Non ridere, non lugere, neque detestari, sed intelligere (не смеяться, не скорбеть, не ненавидеть, но понимать),— этот приказ Спинозы Шестов осознал как обобщение всей истории философского рационализма. Это и есть тот ракурс, который позволил Шестову собрать воедино все оттенки «умозрения» и бороться со всеми разом.
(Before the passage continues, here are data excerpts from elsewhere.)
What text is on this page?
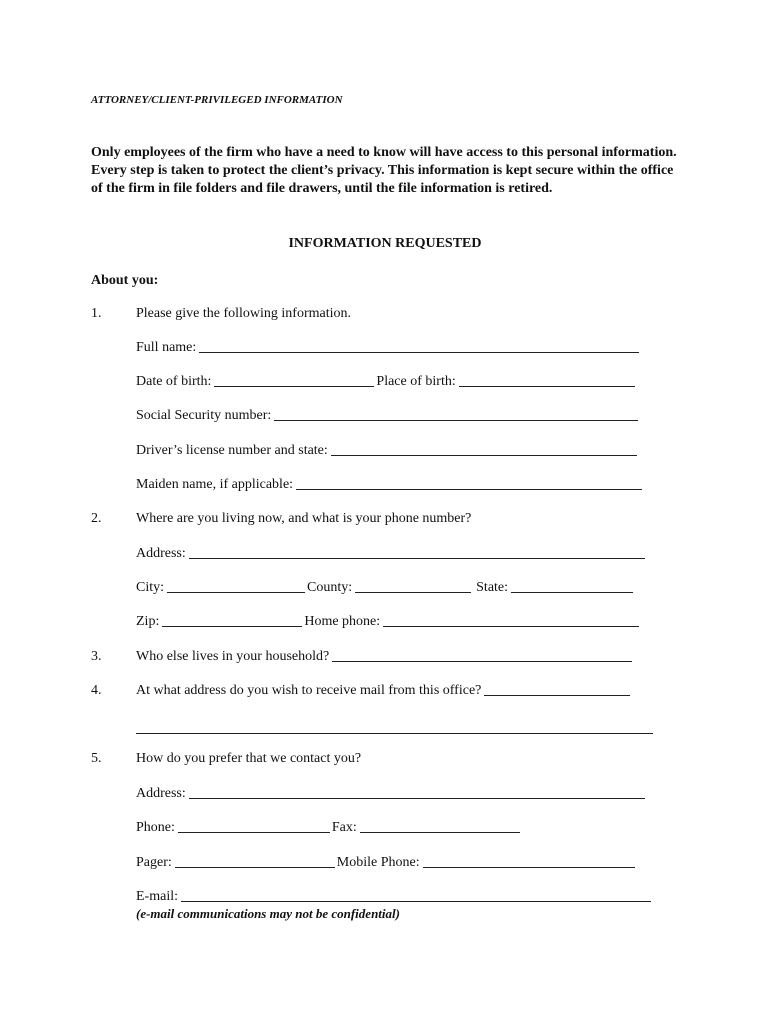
ATTORNEY/CLIENT-PRIVILEGED INFORMATION
Only employees of the firm who have a need to know will have access to this personal information. Every step is taken to protect the client’s privacy. This information is kept secure within the office of the firm in file folders and file drawers, until the file information is retired.
INFORMATION REQUESTED
About you:
1. Please give the following information.
Full name:
Date of birth:	Place of birth:
Social Security number:
Driver’s license number and state:
Maiden name, if applicable:
2. Where are you living now, and what is your phone number?
Address:
City:	County:	State:
Zip:	Home phone:
3. Who else lives in your household?
4. At what address do you wish to receive mail from this office?
5. How do you prefer that we contact you?
Address:
Phone:	Fax:
Pager:	Mobile Phone:
E-mail:
(e-mail communications may not be confidential)
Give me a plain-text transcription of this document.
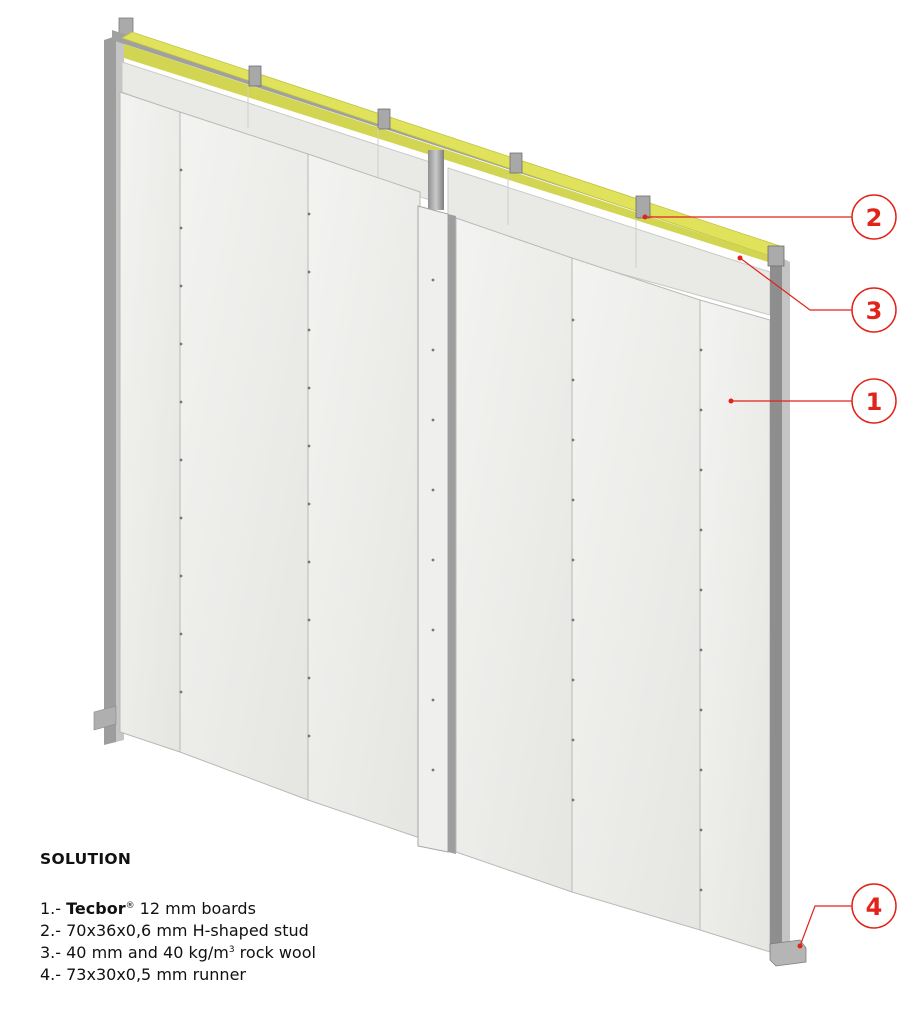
2
3
1
4
SOLUTION
1.- Tecbor® 12 mm boards
2.- 70x36x0,6 mm H-shaped stud
3.- 40 mm and 40 $kg/m^3$ rock wool
4.- 73x30x0,5 mm runner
И не только с историей философии боролся Шестов. Вообще познаниедля него — следствие грехопадения и само грехопадение. И это не причуда фантазии: когда Шестов говорит о том, как Адам пал, отведав плодов с древа познания добра и зла (а Шестов именно об этом говорит, повторяясь неоднократно, в зрелых своих сочинениях),— он лишь воспроизводит в точности то, что написано в соответствующих /3, 1-7 и далее/ стихах книги Бытия. Шестова поражало, что даже богословы нередко искажали или замалчивали смысл этих слов из книги Бытия. Он боролся не с одною лишь историей философии: борьба шла с целым многотысячелетним уклоном человеческого развития — с уклоном, извратившим человеческую мысль, расколовшим надвое культуру и в итоге поставившим под угрозу саму природу человека.
Познанию Шестов противопоставил творчество; разуму — веру. Порывая с intelligere, он возвращал законные права ridere, lugere, detestari. Господству необходимости (даже в его замаскированных формах, когда диалектика свободы и необходимости приводит на деле к порабощению свободы) Шестов противопоставил иррациональность Божественного и человеческого произвола. Он выступил особенно резко против морали, которая венчает построения умозрительных систем, воспевающих необходимость. За высокомерием Сократа, добровольно принимающего бессмысленную смерть, за любыми призывами к благоговейной покорности року — Шестов видел лишь умело запрятанную беспомощность человека и человеческого разума перед «железными» законами необходимости. А сами эти законы необходимости и тот факт, что они с кажущейся фатальностью вырастают на пути человека,— Шестов выводил из природы познания, из самой сути познания.